In the Eleventh Month of that year [i.e. 6th of December to 6th January AD 756], An Lu-shan rebelled in Secluded Mound,
An Lu-shan was originally named Ya-lo-shan, and was a mixed-race part-northern-barbarian man. His mother was originally a shamaness. In his later years, he put on fat, his belly hung down past his knees, and he weighed himself on a steelyard as three hundred and fifty catties. When he danced the Hunnish Whirl dance before the emperor, he was as swift as the wind at it. The emperor once inserted a big Gold-cock Screen to the east of Government-stimulating Tower, set out a big wooden couch, rolled up the door-curtain, and had Lu-shan sit there, providing Hundred Games entertainments down in front of him, which he watched in Lu-shan’s company.
“Perusing writings through the ages into modern times,” the future Emperor Solemn-progenitor warned him, “I’ve never heard of a subject sitting with his monarch to watch entertainments.”
“It’s just because he’s got an uncanny threat-to-throne physiognomy, and I’m trying to exorcise any harm he might bring,” whispered the emperor in reply.

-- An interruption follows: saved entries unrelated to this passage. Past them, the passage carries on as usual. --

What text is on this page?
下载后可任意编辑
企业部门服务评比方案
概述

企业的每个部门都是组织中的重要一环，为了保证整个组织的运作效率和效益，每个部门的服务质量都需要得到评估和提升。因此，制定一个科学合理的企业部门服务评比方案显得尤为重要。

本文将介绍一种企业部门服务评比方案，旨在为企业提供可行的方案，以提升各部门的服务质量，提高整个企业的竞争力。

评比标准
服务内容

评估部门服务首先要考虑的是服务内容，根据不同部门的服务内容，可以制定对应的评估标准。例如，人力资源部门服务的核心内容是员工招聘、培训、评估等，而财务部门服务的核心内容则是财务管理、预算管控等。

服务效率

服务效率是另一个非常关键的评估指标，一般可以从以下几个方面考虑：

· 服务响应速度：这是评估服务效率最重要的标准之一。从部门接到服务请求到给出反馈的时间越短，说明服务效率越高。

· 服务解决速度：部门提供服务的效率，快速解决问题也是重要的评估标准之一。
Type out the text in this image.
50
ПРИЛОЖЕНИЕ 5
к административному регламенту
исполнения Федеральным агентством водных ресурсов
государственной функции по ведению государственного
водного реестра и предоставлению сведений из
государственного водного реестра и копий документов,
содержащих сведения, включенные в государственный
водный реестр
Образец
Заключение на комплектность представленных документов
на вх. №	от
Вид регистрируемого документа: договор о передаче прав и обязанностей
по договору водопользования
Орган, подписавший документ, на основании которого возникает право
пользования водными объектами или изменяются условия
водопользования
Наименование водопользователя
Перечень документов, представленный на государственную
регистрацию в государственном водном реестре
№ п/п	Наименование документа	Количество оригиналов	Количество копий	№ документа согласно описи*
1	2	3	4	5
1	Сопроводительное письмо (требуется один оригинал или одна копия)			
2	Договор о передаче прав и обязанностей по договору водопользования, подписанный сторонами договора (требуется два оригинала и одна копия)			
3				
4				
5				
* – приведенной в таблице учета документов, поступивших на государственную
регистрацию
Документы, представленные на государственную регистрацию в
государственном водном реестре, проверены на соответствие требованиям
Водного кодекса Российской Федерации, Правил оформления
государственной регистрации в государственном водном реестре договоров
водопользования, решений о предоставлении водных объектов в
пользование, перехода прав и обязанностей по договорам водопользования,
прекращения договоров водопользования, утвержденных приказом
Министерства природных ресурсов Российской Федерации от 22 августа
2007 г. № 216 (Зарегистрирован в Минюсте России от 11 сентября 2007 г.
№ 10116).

On another occasion, he was feasting with An Lu-shan at night, when Lu-shan, drunk, lay down to sleep, and turned into a pig, but with a dragon’s head. The courtiers hastily informed the emperor.
“That’s a pig-dragon,” said the emperor. “It can’t do anything.”
He ended up not killing him, and in due course An Lu-shan created havoc in China, on the pretext of wanting to execute Yang Kuo-chung. All said that Yang Kuo-chung, the Queen of the State of Kuo and Most-prized-empress Yang were all three guilty of crimes, but nobody had the courage to inform the emperor. The emperor wanted to make his heir-apparent regent, intending to pass on the throne to him, while he himself led a campaign against the rebels. He discussed the matter with Yang Kuo-chung, who was terrified.
“Our death is about to happen any time now,” he told his sisters. “If the Crown Prince now becomes regent, he’s sure to fight you ladies to the death.”
The sisters went weeping to confide in Empress Yang. She, holding lumps of soil in her mouth as a sign of humble contrition, begged the emperor to spare their lives. So the emperor put his planned measures to rest.
In the Sixth Month of the Fifteenth Year [i.e. sometime during the days 2nd July to 31st July AD 756],1280 T’ung Pass fell to the rebels. The emperor “took a tour” to Pa Shu, and Most-prized-empress Yang accompanied him. When they reached Ma Wei’s Slope, the Dragon-bellicose General of the Right Ch’en Hsȕan-li, fearing a mutiny, addressed his soldiers.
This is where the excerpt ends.